David Fanning wrote in message ...
>> Much deleted
>Yes, it must be that when the first object definition is made that
>the two lifecycle methods are "registered" for the object. Probably
>much the way keywords are registered for procedures and functions
>when they are compiled. If you inadvertently forget to define an INIT
>or CLEANUP method, and you have already made an object of that class,
>then you must exit IDL and start over for those INIT and CLEANUP
>methods to be recognized. This does NOT apply to other methods,
>however, which you can add in the same way you add other procedures
>and functions to programs.

This is my current working hypothesis for how all this works, based on a
little experimentation, a modest amoung of logic, generous conjecture & a
minimal scanning of the documentation...

If IDL encounters


the three situations are:

 1. IDL finds a MyClass::Method in memory and uses it. (In the normal course
of events the method will have been included in the myclass__define.pro,
before the myclass__define procedure, so it will have been compiled the
first time an instance of the class was created.) If MyClass::MyMethod is
recompiled, the modifications are recognised.

2. Not finding MyClass::Method, IDL searches up the inheritance tree, finds
a ASuperClass::Method in memory and uses it for the remainder of the
session. If MyClass::MyMethod is recompiled, the modifications are not
recognised, because this method is never called. Which is confusing.

3. Failing 1 & 2, IDL searches the !path for myclass__mymethod.pro (and
maybe then for similar files for all superclasses). This can take a while.
For ordinary methods, failure to find it results in an error. Obj_new and
obj_destroy look for an Init and Cleanup respectively, but if they fail to
find them, they just skip that step--until the next time & the next time &

>Indeed.

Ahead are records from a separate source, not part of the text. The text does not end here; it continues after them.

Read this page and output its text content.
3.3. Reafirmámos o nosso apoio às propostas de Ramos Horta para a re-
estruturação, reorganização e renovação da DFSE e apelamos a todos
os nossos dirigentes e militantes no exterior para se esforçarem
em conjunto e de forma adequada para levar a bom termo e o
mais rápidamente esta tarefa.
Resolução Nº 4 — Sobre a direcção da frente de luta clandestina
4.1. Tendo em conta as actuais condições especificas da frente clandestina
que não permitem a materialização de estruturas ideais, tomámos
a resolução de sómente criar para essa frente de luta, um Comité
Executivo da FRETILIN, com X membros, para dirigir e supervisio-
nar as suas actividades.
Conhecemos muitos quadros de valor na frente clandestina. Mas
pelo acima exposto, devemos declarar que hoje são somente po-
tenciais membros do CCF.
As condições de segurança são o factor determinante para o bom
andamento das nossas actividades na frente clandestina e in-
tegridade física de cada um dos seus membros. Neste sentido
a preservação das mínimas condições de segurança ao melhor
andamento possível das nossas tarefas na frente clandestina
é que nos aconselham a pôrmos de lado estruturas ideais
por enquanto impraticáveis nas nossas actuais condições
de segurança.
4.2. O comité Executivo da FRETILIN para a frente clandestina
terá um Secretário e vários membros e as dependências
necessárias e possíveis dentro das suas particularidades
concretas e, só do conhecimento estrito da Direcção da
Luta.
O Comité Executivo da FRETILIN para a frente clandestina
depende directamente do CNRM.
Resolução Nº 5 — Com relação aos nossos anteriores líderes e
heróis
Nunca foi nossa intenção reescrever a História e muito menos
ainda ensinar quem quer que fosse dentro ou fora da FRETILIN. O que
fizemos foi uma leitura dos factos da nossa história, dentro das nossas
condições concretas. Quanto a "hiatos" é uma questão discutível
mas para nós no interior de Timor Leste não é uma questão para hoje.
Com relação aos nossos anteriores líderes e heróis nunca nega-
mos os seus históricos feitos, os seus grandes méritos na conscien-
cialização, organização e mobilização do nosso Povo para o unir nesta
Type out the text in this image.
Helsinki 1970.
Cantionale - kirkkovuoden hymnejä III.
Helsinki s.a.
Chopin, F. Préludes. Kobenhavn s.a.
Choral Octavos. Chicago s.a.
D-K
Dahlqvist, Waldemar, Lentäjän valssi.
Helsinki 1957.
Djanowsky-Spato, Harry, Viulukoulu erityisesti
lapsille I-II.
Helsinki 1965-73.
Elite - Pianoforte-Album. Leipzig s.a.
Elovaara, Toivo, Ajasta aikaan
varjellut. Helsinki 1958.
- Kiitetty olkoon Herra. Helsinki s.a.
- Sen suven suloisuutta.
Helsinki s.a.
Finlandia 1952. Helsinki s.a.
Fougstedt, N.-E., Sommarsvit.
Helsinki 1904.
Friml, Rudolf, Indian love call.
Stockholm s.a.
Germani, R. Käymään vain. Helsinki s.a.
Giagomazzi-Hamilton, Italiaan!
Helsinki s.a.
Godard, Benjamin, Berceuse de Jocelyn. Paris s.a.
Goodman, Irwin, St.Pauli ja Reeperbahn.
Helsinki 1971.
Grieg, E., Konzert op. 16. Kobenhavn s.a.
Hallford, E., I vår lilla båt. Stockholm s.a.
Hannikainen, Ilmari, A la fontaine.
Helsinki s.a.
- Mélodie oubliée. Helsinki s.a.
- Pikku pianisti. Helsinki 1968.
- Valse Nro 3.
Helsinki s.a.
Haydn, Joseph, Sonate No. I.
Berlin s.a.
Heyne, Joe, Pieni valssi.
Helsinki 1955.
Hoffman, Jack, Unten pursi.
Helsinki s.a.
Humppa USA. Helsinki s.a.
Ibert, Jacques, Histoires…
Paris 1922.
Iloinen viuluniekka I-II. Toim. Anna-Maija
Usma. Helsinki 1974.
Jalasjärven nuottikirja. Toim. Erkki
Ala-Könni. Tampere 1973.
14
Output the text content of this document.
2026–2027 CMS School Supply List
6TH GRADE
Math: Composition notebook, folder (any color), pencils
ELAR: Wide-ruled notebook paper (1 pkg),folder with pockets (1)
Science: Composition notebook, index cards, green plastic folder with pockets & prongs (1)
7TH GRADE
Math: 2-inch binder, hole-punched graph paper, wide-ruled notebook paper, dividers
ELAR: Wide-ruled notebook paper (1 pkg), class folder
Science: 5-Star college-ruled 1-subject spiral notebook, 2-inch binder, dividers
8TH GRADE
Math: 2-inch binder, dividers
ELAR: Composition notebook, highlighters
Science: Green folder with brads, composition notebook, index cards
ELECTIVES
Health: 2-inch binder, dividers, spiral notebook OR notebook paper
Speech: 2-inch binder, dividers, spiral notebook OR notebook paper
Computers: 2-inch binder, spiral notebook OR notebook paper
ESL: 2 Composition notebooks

I am beginning to wonder if it is not one source
>for the slowness of objects in general, apart from the
>problems of just manipulating this huge 3D space.

I don't think objects themselves are all that slow. Objects are just
references to named structures on the heap, which are pretty lightweight
things, much like pointers. You can have a few tens of thousands of the
things before there is any slowdown. Binding of methods to objects is much
like resolving procedures, and not all that slow, except in situations where
methods can't be found, as above.

Object Graphics are slow because they hold so much more information than
graphics windows--when you draw a 10,000-point plot to a Direct Graphics
window you end up with a bunch of pixels; when you add it to a model & a
view & a window, you still have all those points in 3D space.

>> It also suggests a solution (though not a very elegant one): make all
>> objects subclasses of something, if only a dummy class, and make sure one
>> the superclasses has explicit Init and Cleanup methods.
>I feel certain you are going to try this, Mark. Could you
>fill us in on the result? :-)

Are you suggesting that I am a software fiddler? I'm afraid it's true. I did
think a while back about having a general class called Object with genreally
useful behaviours that all my other classes could descend from, as in Java.
Trouble is, I couldn't think of anything very useful for Object to do and it
still wouldn't be available for IDL built-in classes. Re the present
situation, it's debatable whether my suggestion is more or less trouble than
adding non-functional Inits & Cleanups to all classes.